The interview that got her started, done for an Irish folklore course in college, was with Craig Kingsbury of Vineyard Haven, an Island character who inspired Robert Shaw’s legendary role as Quint the shark chaser in Jaws.

On Friday evening at the museum, Ms. Lee takes the stage to be interviewed herself, by longtime friend and NPR correspondent Mara Liasson. The talk is entitled 35 Years of Listening. It begins at 5:30 p.m.

After her interview with Mr. Kingsbury, titled I Didn’t Bring Any Skunks to the Island as he has often been accused of bringing the first skunk to the Vineyard, Ms.
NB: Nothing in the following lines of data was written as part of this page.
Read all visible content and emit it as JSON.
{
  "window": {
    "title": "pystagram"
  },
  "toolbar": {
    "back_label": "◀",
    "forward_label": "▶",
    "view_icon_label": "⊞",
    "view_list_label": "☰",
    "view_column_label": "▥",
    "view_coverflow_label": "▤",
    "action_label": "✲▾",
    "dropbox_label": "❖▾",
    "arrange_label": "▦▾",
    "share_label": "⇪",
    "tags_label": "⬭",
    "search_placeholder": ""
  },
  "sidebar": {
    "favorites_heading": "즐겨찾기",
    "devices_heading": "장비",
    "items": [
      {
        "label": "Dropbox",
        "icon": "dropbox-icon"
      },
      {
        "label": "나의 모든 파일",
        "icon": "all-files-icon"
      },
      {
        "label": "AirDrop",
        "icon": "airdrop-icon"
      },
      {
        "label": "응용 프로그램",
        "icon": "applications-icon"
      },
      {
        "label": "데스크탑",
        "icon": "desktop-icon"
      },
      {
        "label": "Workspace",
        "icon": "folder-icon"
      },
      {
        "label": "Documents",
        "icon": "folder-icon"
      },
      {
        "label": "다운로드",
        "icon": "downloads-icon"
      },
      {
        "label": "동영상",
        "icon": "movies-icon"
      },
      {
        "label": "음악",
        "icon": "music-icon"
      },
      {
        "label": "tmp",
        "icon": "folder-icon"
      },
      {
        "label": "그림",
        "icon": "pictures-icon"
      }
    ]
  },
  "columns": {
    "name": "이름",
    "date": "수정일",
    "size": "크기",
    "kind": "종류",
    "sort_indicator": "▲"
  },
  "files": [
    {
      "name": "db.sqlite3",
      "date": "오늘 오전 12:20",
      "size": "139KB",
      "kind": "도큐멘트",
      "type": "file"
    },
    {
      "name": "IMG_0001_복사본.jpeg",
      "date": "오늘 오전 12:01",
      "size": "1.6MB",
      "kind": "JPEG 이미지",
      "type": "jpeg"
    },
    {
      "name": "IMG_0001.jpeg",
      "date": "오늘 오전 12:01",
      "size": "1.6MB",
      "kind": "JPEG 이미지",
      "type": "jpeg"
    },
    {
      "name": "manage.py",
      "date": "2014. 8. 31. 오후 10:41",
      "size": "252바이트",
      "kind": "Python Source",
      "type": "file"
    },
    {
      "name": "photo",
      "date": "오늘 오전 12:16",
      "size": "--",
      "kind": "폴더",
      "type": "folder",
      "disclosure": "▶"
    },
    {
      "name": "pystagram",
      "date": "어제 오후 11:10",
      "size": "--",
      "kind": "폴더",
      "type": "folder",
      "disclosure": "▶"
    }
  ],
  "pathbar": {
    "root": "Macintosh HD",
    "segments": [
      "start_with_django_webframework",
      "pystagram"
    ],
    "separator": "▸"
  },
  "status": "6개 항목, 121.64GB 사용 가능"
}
Lee was hooked on the format.

In her three-volume series Vineyard Voices, a must for every Island home, the oral histories are written down. Each book tells the story of the Vineyard through the men and women who made their mark here, from homemaker Mildred Wadsworth, who was nearly 100 years old at the time of the interview done in 1995, to Hollis Smith talking about the last heath hen named Booming Ben.

“I am constantly awed by the wealth of wisdom and humor each person has to share,” Ms. Lee wrote in an introduction to the first volume of oral histories.

The life stories mostly reveal everyday life on the Island.

“Occasionally, when I call to ask someone of the would be willing to do an interview with me, they will say, “But I haven’t done anything special.” I need to explain that what I really want to hear is stories of everyday life — what games they played as children, how they used to conduct household chores, their hopes and dreams,” she wrote in the same introduction.

Taken as a whole, however, the individual tales become large in scope, a timeless window into the soul of the Vineyard.